You can also simply create dxvk.conf file with a line:

dxvk.hud = devinfo,fps

Place it in the same directory as the dll file(s).

  • I didn't knew about the dxvk.conf file, good to know that you no longer need to edit the environment variables.
    – Lemon
    Apr 5, 2022 at 0:44

There is actually a way to see if an application is using DXVK by enabling the DXVK HUD:

The DXVK_HUD environment variable controls a HUD which can display the framerate and some stat counters. ... Additionally, DXVK_HUD=1 has the same effect as DXVK_HUD=devinfo,fps, and DXVK_HUD=full enables all available HUD elements.

You can enable the DXVK HUD on windows via the following steps:

  • Open the Windows Settings
  • Go to System > About
  • On the Right, click Advanced system settings
  • Click Environment Variables
  • On System variables, click New...
  • On Variable name write DXVK_HUD, and on Variable value write devinfo,fps
  • Click OK to add the variable, click OK again to save the environment variables and again to close the System Properties window

enter image description here

Now, when you open a game using DXVK, you will see something like the following picture.
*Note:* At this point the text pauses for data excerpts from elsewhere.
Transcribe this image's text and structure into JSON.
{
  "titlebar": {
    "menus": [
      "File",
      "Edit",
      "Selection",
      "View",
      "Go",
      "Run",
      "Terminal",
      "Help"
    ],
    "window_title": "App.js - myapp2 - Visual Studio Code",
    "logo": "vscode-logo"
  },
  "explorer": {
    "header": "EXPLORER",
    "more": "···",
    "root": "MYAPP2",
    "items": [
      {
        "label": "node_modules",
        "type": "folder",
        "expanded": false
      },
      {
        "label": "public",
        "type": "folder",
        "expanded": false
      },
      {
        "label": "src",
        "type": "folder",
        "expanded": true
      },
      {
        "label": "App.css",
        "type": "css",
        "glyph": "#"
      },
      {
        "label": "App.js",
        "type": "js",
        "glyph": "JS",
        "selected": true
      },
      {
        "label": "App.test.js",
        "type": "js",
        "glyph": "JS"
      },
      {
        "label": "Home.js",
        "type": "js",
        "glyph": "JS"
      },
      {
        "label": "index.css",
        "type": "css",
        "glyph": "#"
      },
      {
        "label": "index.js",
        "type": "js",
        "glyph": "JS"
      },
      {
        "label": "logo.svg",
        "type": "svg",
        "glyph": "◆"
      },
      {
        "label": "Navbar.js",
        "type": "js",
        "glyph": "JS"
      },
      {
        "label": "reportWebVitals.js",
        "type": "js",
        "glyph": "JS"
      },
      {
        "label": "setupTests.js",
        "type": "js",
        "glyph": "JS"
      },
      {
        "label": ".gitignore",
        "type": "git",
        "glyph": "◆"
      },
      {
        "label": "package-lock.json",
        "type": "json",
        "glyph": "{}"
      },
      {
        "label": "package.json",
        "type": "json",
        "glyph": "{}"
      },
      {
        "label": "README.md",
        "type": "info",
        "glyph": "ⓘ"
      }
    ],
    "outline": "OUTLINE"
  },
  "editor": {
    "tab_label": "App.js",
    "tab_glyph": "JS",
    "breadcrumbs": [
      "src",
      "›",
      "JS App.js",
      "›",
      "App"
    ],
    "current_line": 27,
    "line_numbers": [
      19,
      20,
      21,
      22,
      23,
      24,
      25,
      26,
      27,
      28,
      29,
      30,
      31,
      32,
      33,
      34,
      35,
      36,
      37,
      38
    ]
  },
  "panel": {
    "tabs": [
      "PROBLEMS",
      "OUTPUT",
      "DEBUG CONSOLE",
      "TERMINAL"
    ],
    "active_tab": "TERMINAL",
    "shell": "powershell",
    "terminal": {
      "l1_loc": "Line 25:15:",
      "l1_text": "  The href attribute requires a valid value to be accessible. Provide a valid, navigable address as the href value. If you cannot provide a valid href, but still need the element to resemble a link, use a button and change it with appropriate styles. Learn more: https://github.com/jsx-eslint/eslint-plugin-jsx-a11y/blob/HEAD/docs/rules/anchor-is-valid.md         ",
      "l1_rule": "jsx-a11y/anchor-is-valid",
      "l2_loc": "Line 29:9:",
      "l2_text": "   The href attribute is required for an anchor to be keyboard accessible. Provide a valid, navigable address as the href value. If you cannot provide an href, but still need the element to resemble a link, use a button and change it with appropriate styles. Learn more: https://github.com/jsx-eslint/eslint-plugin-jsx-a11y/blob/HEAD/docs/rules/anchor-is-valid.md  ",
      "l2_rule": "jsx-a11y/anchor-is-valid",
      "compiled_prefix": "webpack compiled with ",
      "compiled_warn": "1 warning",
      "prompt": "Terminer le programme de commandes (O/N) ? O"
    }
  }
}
It will contain the model of your GPU, the version of the Vulkan driver, the version of the Vulkan runtime and your Frames Per Second.

enter image description here

If you see that information, then the game is using DXVK.


For years there has been an easier way to know with which Graphics API a game is running.

Simply use MSI Afterburner/RivaTunerStatisticsServer to display the Frame-Rate of the game, and to the left of the frame-rate it shows the API.

Furthermore, using this method, it shows "VULKAN" when using DXVK, or OpenGL/DirectX8/9/10/11/12 when the default API of the game is used.


DXVK is an API designed for Linux. It actually works with WINE; as for Windows, it's more or less experimental. Not all games perform better in fact some might work the same as if you were using DirectX under Windows.

There is no way to see if you're using DXVK under Windows though, since DxDiag only reports DirectX versions. It can't detect Vulkan, you would in theory need a third party program and even then, it might not show your game's running state.

DXVK works if you see a sudden performance boost in game, you don't need an app for that the difference is clear and apparent. Some games however require the dx .dll to be (renamed) replaced completely, as they might have a file structure that is hardcoded into the exe.

There may even be a possibility the game you are running or trying to run doesn't use DirectX to begin with, in which case DXVK won't work at all.